Max Verstappen może spodziewać się wysokiej grzywny za przekroczenie prędkości, którego dopuścił się w czasie swojego pobytu w Nicei. Cała sytuacja ujrzała światło dzienne dzięki przyjacielowi kierowcy.
Max Verstappen pojawił się ostatnio w Nicei za kierownicą bardzo wyjątkowego hipersamochodu – Astona Martina Valkyrie. Kierowca niestety trochę przesadził z prędkością i w tunelu rozpędził się do 124 km/h – podaje dziennik Nice Martin. Jeśli weźmiemy pod uwagę możliwości auta (układ hybrydowy, którego bazą jest 6,5-litrowy silnik V12 generuje 1155 KM i pozwala osiągnąć prędkość 335 km/h) oraz fakt, że mówimy o kierowcy wyścigowym, nie brzmi to jakoś imponująco. Trzeba jednak mieć na uwadze, że ograniczenie prędkości w tym miejscu wynosiło 90 km/h.
Nagranie udostępnione w internecie pojawiło się tam za sprawą przyjaciela Verstappena – Marka Coxa. Mężczyzna jechał akurat razem z Holendrem. Nagrany film opublikował w mediach społecznościowych. Sprawę szybko podchwyciły lokalne media.
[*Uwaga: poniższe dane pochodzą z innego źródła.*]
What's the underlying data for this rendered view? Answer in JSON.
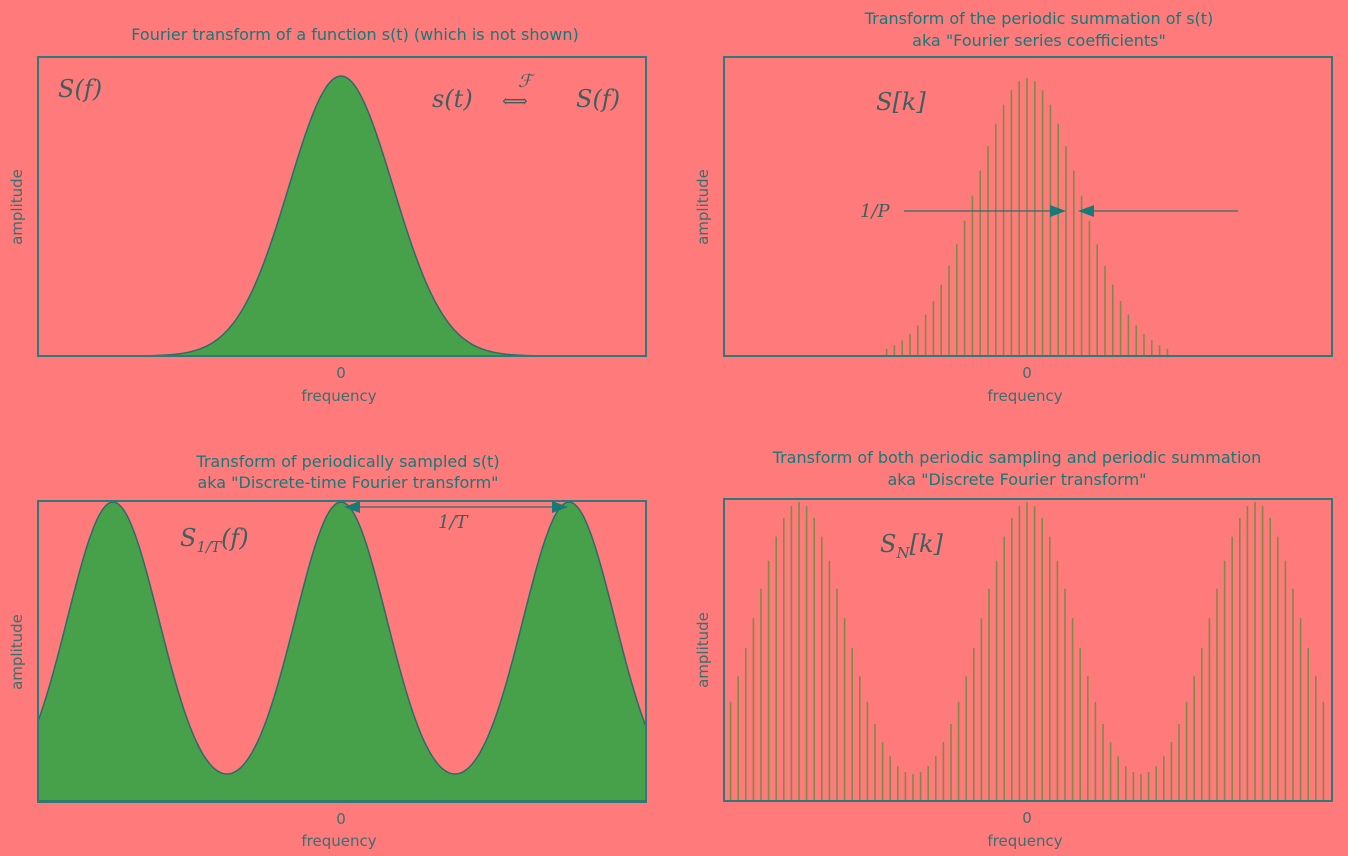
{
  "chart_data": [
    {
      "id": "p1",
      "type": "area",
      "title_lines": [
        "Fourier transform of a function s(t) (which is not shown)"
      ],
      "xlabel": "frequency",
      "ylabel": "amplitude",
      "x_ticks": [
        "0"
      ],
      "annotation": "S(f)",
      "extra_annotations": [
        "s(t)",
        "⟺",
        "S(f)",
        "ℱ"
      ],
      "curve": "single gaussian centered at 0",
      "peaks": [
        0
      ]
    },
    {
      "id": "p2",
      "type": "bar",
      "title_lines": [
        "Transform of the periodic summation of s(t)",
        "aka \"Fourier series coefficients\""
      ],
      "xlabel": "frequency",
      "ylabel": "amplitude",
      "x_ticks": [
        "0"
      ],
      "annotation": "S[k]",
      "spacing_label": "1/P",
      "curve": "samples of a single gaussian centered at 0",
      "peaks": [
        0
      ]
    },
    {
      "id": "p3",
      "type": "area",
      "title_lines": [
        "Transform of periodically sampled s(t)",
        "aka \"Discrete-time Fourier transform\""
      ],
      "xlabel": "frequency",
      "ylabel": "amplitude",
      "x_ticks": [
        "0"
      ],
      "annotation": "S_{1/T}(f)",
      "period_label": "1/T",
      "curve": "periodic gaussian, period 1/T",
      "peaks": [
        -1,
        0,
        1
      ]
    },
    {
      "id": "p4",
      "type": "bar",
      "title_lines": [
        "Transform of both periodic sampling and periodic summation",
        "aka \"Discrete Fourier transform\""
      ],
      "xlabel": "frequency",
      "ylabel": "amplitude",
      "x_ticks": [
        "0"
      ],
      "annotation": "S_N[k]",
      "curve": "samples of periodic gaussian",
      "peaks": [
        -1,
        0,
        1
      ]
    }
  ],
  "colors": {
    "background": "#ff7b7b",
    "frame": "#2e7a7a",
    "fill": "#47a14b",
    "stem": "#7e8a4a",
    "title": "#137a7a"
  }
}
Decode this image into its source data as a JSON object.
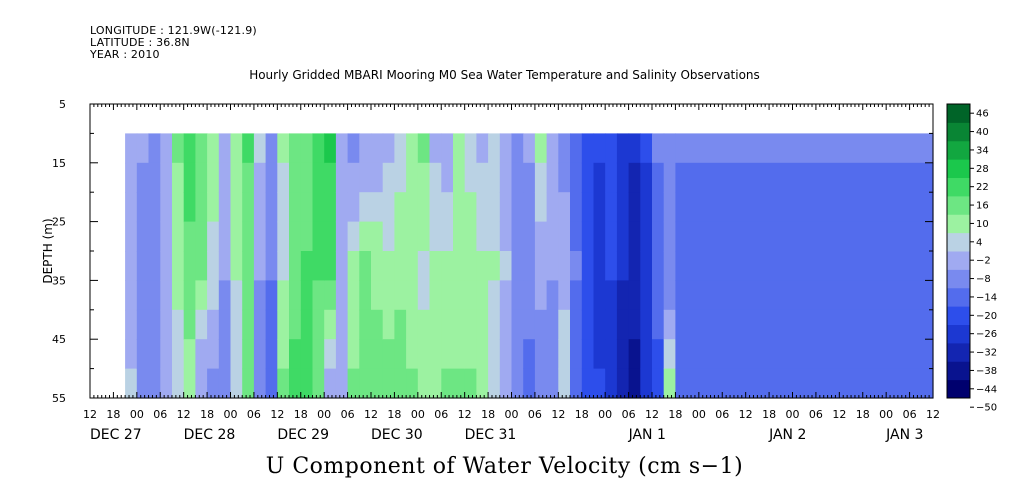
{
  "meta": {
    "longitude": "LONGITUDE : 121.9W(-121.9)",
    "latitude": "LATITUDE : 36.8N",
    "year": "YEAR : 2010"
  },
  "chart_data": {
    "type": "heatmap",
    "title": "Hourly Gridded MBARI Mooring M0 Sea Water Temperature and Salinity Observations",
    "xlabel": "U Component of Water Velocity (cm s−1)",
    "ylabel": "DEPTH (m)",
    "y_range": [
      5,
      55
    ],
    "y_inverted": true,
    "y_ticks": [
      5,
      15,
      25,
      35,
      45,
      55
    ],
    "data_depth_range": [
      10,
      55
    ],
    "x_range_hours": [
      0,
      216
    ],
    "x_ticks_hours": [
      0,
      6,
      12,
      18,
      24,
      30,
      36,
      42,
      48,
      54,
      60,
      66,
      72,
      78,
      84,
      90,
      96,
      102,
      108,
      114,
      120,
      126,
      132,
      138,
      144,
      150,
      156,
      162,
      168,
      174,
      180,
      186,
      192,
      198,
      204,
      210,
      216
    ],
    "x_tick_labels": [
      "12",
      "18",
      "00",
      "06",
      "12",
      "18",
      "00",
      "06",
      "12",
      "18",
      "00",
      "06",
      "12",
      "18",
      "00",
      "06",
      "12",
      "18",
      "00",
      "06",
      "12",
      "18",
      "00",
      "06",
      "12",
      "18",
      "00",
      "06",
      "12",
      "18",
      "00",
      "06",
      "12",
      "18",
      "00",
      "06",
      "12"
    ],
    "day_labels": [
      {
        "label": "DEC 27",
        "hour": 0
      },
      {
        "label": "DEC 28",
        "hour": 24
      },
      {
        "label": "DEC 29",
        "hour": 48
      },
      {
        "label": "DEC 30",
        "hour": 72
      },
      {
        "label": "DEC 31",
        "hour": 96
      },
      {
        "label": "JAN  1",
        "hour": 138
      },
      {
        "label": "JAN  2",
        "hour": 174
      },
      {
        "label": "JAN  3",
        "hour": 204
      }
    ],
    "data_start_hour": 9,
    "colorbar_levels": [
      -50,
      -44,
      -38,
      -32,
      -26,
      -20,
      -14,
      -8,
      -2,
      4,
      10,
      16,
      22,
      28,
      34,
      40,
      46
    ],
    "colorbar_labels": [
      "46",
      "40",
      "34",
      "28",
      "22",
      "16",
      "10",
      "4",
      "−2",
      "−8",
      "−14",
      "−20",
      "−26",
      "−32",
      "−38",
      "−44",
      "−50"
    ],
    "columns_hourly_surface_to_bottom": [
      {
        "hour": 9,
        "values": [
          -6,
          -4,
          -2
        ]
      },
      {
        "hour": 12,
        "values": [
          -8,
          -10,
          -12
        ]
      },
      {
        "hour": 15,
        "values": [
          -10,
          -12,
          -14
        ]
      },
      {
        "hour": 18,
        "values": [
          -6,
          -4,
          -6
        ]
      },
      {
        "hour": 21,
        "values": [
          10,
          6,
          -2
        ]
      },
      {
        "hour": 24,
        "values": [
          20,
          14,
          6
        ]
      },
      {
        "hour": 27,
        "values": [
          14,
          10,
          -8
        ]
      },
      {
        "hour": 30,
        "values": [
          6,
          2,
          -10
        ]
      },
      {
        "hour": 33,
        "values": [
          -4,
          -8,
          -10
        ]
      },
      {
        "hour": 36,
        "values": [
          8,
          4,
          -2
        ]
      },
      {
        "hour": 39,
        "values": [
          16,
          12,
          10
        ]
      },
      {
        "hour": 42,
        "values": [
          -2,
          -8,
          -12
        ]
      },
      {
        "hour": 45,
        "values": [
          -10,
          -14,
          -16
        ]
      },
      {
        "hour": 48,
        "values": [
          4,
          2,
          10
        ]
      },
      {
        "hour": 51,
        "values": [
          14,
          12,
          18
        ]
      },
      {
        "hour": 54,
        "values": [
          12,
          16,
          20
        ]
      },
      {
        "hour": 57,
        "values": [
          18,
          16,
          10
        ]
      },
      {
        "hour": 60,
        "values": [
          22,
          16,
          -4
        ]
      },
      {
        "hour": 63,
        "values": [
          -6,
          -4,
          -8
        ]
      },
      {
        "hour": 66,
        "values": [
          -10,
          4,
          10
        ]
      },
      {
        "hour": 69,
        "values": [
          -8,
          10,
          14
        ]
      },
      {
        "hour": 72,
        "values": [
          -6,
          8,
          14
        ]
      },
      {
        "hour": 75,
        "values": [
          -4,
          6,
          12
        ]
      },
      {
        "hour": 78,
        "values": [
          2,
          8,
          12
        ]
      },
      {
        "hour": 81,
        "values": [
          8,
          4,
          10
        ]
      },
      {
        "hour": 84,
        "values": [
          10,
          2,
          6
        ]
      },
      {
        "hour": 87,
        "values": [
          -4,
          4,
          8
        ]
      },
      {
        "hour": 90,
        "values": [
          -8,
          6,
          10
        ]
      },
      {
        "hour": 93,
        "values": [
          4,
          8,
          10
        ]
      },
      {
        "hour": 96,
        "values": [
          2,
          6,
          10
        ]
      },
      {
        "hour": 99,
        "values": [
          -4,
          4,
          8
        ]
      },
      {
        "hour": 102,
        "values": [
          2,
          4,
          2
        ]
      },
      {
        "hour": 105,
        "values": [
          -6,
          -2,
          -8
        ]
      },
      {
        "hour": 108,
        "values": [
          -10,
          -12,
          -14
        ]
      },
      {
        "hour": 111,
        "values": [
          -8,
          -10,
          -16
        ]
      },
      {
        "hour": 114,
        "values": [
          4,
          -6,
          -12
        ]
      },
      {
        "hour": 117,
        "values": [
          -4,
          -8,
          -10
        ]
      },
      {
        "hour": 120,
        "values": [
          -10,
          -6,
          2
        ]
      },
      {
        "hour": 123,
        "values": [
          -20,
          -14,
          -16
        ]
      },
      {
        "hour": 126,
        "values": [
          -24,
          -26,
          -22
        ]
      },
      {
        "hour": 129,
        "values": [
          -26,
          -28,
          -26
        ]
      },
      {
        "hour": 132,
        "values": [
          -24,
          -26,
          -28
        ]
      },
      {
        "hour": 135,
        "values": [
          -28,
          -32,
          -38
        ]
      },
      {
        "hour": 138,
        "values": [
          -32,
          -36,
          -40
        ]
      },
      {
        "hour": 141,
        "values": [
          -26,
          -28,
          -32
        ]
      },
      {
        "hour": 144,
        "values": [
          -14,
          -18,
          -22
        ]
      },
      {
        "hour": 147,
        "values": [
          -10,
          -14,
          6
        ]
      },
      {
        "hour": 150,
        "values": [
          -14,
          -16,
          -20
        ]
      }
    ]
  }
}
Na krótkim nagraniu możemy zobaczyć mistrza F1 prowadzącego hipersamochód w słuchawkach. Wszystko z powodu hałasu generowanego przez samochód. Hałas w kabinie w czasie jazdy modelem Valkyrie może być trudny do zniesienia. W wywiadzie dla Top Gear, szef Astona Martina, Tobias Moers, stwierdził, że może on osiągnąć poziom 126 decybeli. To poziom porównywalny z koncertem rockowym. W związku z tym kierowca i pasażer, w trosce o swoje uszy muszą nosić słuchawki redukujące nadmierne natężenie dźwięku, które może doprowadzić do uszkodzenia błony bębenkowej.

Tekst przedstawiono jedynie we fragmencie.